It is easier to name the novels from the 1912 bestseller list that are not my favorites than to pick the ones I like best. Here in no particular order are my favorites.
Their Yesterdays by Harold Bell Wright is either nostalgic or sentimental depending on how charitable you are feeling when you read it. I’ll admit it tugged at my tear ducts.
On a more cerebral level, however, Their Yesterdays is rather amazing technically. Wright breaks all the accepted novelistic rules and yet makes the novel feel right.
The Melting of Molly by Maria Thompson Daviess has to be on my favorites list because it made me laugh again and again. Molly is so droll, you just know you’d love having her live next door.
The Net by Rex Beach and Tante by Anne Douglas Sedgwick look at the dark side of human nature. Beach based his guns-and-gore novel on the true adventures of a New Orleans sheriff who took on the mafia. Beach’s fictional characters are not entirely believable, but the story overall was one I couldn’t put down long enough to eat dinner.

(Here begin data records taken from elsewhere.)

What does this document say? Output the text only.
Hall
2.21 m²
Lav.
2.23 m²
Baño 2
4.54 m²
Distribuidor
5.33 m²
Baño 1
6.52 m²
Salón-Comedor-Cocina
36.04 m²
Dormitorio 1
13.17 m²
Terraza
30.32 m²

Guns are too physical for Tante, the aging pianist in the title role of Sedgwick’s novel. Tante’s weapon of choice is a sharper, less traceable instrument. Reading about how Tante schemes is like watching a snake eyeing its prey in one of those up-close-to-reptiles PBS nature shows. Sedgwick shows in shuddering detail how one twisted woman can ruin lives with a few ill-chosen words.
Remember, you can read any of these bestsellers free. They are all available from Project Gutenberg.org. My reviews give a link direct to the download page.